This project involves conducting an initial data and exploratory analysis of Instacart's sales patterns to gain insights and suggest strategies for better segmentation. The goal is to help Instacart target different customer profiles with appropriate marketing campaigns and products. Key questions addressed in this analysis include determining the busiest days and hours, identifying high spending times, simplifying price point groupings, assessing popular product categories, and understanding customer behavior based on loyalty, region, demographics, and shopping habits.
- Setup and basic Python programming
- Pandas for data import and basic exploratory tasks
- Data wrangling and subsetting
- Checking data consistency
- Combining and exporting data
- Deriving new variables
- Grouping and aggregating data
- Visualizing data with Python
- Coding etiquette, Excel reporting, and final analysis
The following data sets from "The Instacart Online Grocery Shopping Dataset 2017" were accessed via Kaggle:
- orders
- orders_products_prior
- products
- departments
Note: Data on customers and the 'prices' column in the 'products' dataset were fabricated for this analysis.
- customers
- 01 Project Management: Project brief
- 02 Data: Original and prepared dataframes (note: data files are not uploaded to GitHub due to their size)
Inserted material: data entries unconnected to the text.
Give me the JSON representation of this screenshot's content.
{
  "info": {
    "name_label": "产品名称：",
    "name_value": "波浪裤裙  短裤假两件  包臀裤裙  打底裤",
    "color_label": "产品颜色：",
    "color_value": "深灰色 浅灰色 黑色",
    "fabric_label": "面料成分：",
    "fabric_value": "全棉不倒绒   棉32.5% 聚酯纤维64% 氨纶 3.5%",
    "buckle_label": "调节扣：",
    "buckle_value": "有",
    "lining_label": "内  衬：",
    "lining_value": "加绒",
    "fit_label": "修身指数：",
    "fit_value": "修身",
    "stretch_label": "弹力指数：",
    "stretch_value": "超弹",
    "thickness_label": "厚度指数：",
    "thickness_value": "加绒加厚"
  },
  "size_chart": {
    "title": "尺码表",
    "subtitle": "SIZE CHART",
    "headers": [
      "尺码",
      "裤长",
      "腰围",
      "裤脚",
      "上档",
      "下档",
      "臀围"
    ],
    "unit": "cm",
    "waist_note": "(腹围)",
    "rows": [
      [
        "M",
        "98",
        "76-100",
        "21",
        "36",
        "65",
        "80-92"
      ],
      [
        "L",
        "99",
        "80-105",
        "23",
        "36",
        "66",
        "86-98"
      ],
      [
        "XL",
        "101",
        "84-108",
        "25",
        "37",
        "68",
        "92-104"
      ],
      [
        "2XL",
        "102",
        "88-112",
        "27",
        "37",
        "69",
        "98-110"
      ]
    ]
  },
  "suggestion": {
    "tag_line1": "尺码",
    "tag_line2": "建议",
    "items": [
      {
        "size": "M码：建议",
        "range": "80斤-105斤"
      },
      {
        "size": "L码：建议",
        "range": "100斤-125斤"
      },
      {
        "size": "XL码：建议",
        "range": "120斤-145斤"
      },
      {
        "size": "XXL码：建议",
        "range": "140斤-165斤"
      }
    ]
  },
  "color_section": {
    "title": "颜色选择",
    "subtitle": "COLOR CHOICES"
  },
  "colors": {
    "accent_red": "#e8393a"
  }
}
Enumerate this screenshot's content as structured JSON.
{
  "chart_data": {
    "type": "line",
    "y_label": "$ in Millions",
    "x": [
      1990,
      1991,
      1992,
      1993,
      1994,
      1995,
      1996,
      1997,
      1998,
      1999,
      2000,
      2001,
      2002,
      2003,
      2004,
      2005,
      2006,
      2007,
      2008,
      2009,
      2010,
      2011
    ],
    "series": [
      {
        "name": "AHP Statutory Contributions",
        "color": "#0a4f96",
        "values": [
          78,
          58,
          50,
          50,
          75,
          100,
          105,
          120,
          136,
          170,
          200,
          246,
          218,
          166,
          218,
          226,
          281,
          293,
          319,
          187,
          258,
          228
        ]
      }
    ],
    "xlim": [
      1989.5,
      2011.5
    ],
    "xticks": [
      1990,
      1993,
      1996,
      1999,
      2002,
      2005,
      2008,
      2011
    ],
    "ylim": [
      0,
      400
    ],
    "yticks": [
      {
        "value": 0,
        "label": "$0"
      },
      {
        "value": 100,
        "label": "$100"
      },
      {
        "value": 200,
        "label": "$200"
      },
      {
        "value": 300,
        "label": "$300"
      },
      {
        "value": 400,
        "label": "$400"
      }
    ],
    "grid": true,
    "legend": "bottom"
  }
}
- 03 Scripts: Jupyter notebooks containing Python scripts for analysis
- 04 Analysis: Visualizations used to develop and explain insights
- 05 Sent_to_client: The final report presented in Excel
- Uses Jupyter notebooks and the following Python libraries for analysis:
- Pandas: for data analysis
- Numpy: for mathematical equations
- Seaborn: for data visualizations
- Matplotlib: for data visualizations
- SciPy: for mathematical equations
The Instacart Grocery Basket Analysis project aims to provide actionable insights for targeted marketing strategies and product recommendations based on comprehensive data analysis. By leveraging Python programming and data analysis techniques, this project aims to optimize Instacart's sales patterns and improve the customer experience.